解释可以看这篇博客：https://blog.csdn.net/qq_39239844/article/details/96475068

比较正常的做法是贪心或者dp。

贪心做法：如果字符串中只有n个AB，合法情况是每个B前面要有至少1个A；若除了AB之外还有m个BA，那每个B前面可以有超过n个A，但第一个B前面必须有至少一个A；B与后面A构成BA的时候，相当于A后面的第一个B前面少了一个A。这种做法不是很好写。

dp做法：设二维数组dp[i][j]，第一维是A的个数，第二维是B的个数。dp[i][j]代表合法方案。dp[0][0]=1。

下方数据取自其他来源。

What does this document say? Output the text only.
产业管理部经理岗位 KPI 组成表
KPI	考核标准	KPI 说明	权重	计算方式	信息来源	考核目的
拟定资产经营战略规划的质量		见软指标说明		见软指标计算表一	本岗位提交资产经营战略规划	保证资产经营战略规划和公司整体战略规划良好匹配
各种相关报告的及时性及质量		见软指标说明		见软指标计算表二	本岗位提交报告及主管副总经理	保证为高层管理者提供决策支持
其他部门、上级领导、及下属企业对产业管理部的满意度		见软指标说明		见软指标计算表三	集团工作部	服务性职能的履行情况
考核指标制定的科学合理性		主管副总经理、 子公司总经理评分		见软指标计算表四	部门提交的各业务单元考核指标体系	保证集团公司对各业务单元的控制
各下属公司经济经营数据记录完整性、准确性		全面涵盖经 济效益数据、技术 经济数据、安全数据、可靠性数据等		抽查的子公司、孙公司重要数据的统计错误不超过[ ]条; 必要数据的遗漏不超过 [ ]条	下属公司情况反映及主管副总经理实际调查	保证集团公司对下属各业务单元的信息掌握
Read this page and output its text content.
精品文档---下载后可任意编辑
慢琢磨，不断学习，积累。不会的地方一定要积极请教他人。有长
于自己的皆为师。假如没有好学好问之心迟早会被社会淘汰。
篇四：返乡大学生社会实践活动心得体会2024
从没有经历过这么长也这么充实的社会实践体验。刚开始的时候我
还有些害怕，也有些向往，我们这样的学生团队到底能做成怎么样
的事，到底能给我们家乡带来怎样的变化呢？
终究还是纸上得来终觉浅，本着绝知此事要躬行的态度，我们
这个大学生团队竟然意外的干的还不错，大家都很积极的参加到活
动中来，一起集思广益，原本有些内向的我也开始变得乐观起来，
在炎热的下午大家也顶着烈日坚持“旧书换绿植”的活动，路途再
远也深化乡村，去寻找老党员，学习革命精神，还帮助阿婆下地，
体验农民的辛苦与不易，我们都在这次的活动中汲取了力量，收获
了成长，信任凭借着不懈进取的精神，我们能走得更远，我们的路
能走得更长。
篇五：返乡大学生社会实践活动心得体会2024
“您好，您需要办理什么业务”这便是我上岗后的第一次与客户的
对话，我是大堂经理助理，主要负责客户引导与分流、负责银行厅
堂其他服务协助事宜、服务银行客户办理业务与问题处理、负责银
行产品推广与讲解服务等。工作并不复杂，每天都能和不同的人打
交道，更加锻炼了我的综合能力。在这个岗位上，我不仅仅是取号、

直觉有dp[i][j]=dp[i-1][j]+dp[i][j-1]，但是要对i和j加以限制。只有 i < n || (i - n) < j 的情况才可以放A，只有j < m || (j - m ) < i 的情况才可以放B。这个条件可以从上面的贪心得到。

答案自然就是dp[n+m][n+m]。

/* basic header */
#include <bits/stdc++.h>
/* define */
#define ll long long
#define dou double
#define pb emplace_back
#define mp make_pair
#define sot(a,b) sort(a+1,a+1+b)
#define rep1(i,a,b) for(int i=a;i<=b;++i)
#define rep0(i,a,b) for(int i=a;i<b;++i)
#define eps 1e-8
#define int_inf 0x3f3f3f3f
#define ll_inf 0x7f7f7f7f7f7f7f7f
#define lson (curpos<<1)
#define rson (curpos<<1|1)
#define mid (curl+curr>>1)
/* namespace */
using namespace std;
/* header end */

const int maxn = 2e3 + 10;
const int mod = 1e9 + 7;
int n, m;
ll dp[maxn][maxn];

int main() {
    while (~scanf("%d%d", &n, &m)) {
        // init
        rep1(i, 0, n + m) {
            rep1(j, 0, n + m) {
                dp[i][j] = 0;
            }
        }
        dp[0][0] = 1;
        rep1(i, 0, n + m) {
            rep1(j, 0, n + m) {
                if (i < n || (i - n) < j) // put A
                    dp[i + 1][j] = (dp[i + 1][j] + dp[i][j]) % mod;
                if (j < m || (j - m) < i) // put B
                    dp[i][j + 1] = (dp[i][j + 1] + dp[i][j]) % mod;
            }
        }
        printf("%lld
", dp[n + m][n + m]);
    }
    return 0;
}

F：

样例给了三组毫无作用的数据，恶意满满。

最快的做法是设一个大的三角形(0,0),(10000,0),(0,10000)，枚举三角形内所有的整点并维护最终答案。然后计算答案和三角形面积比例，算出来正好逼近11/2。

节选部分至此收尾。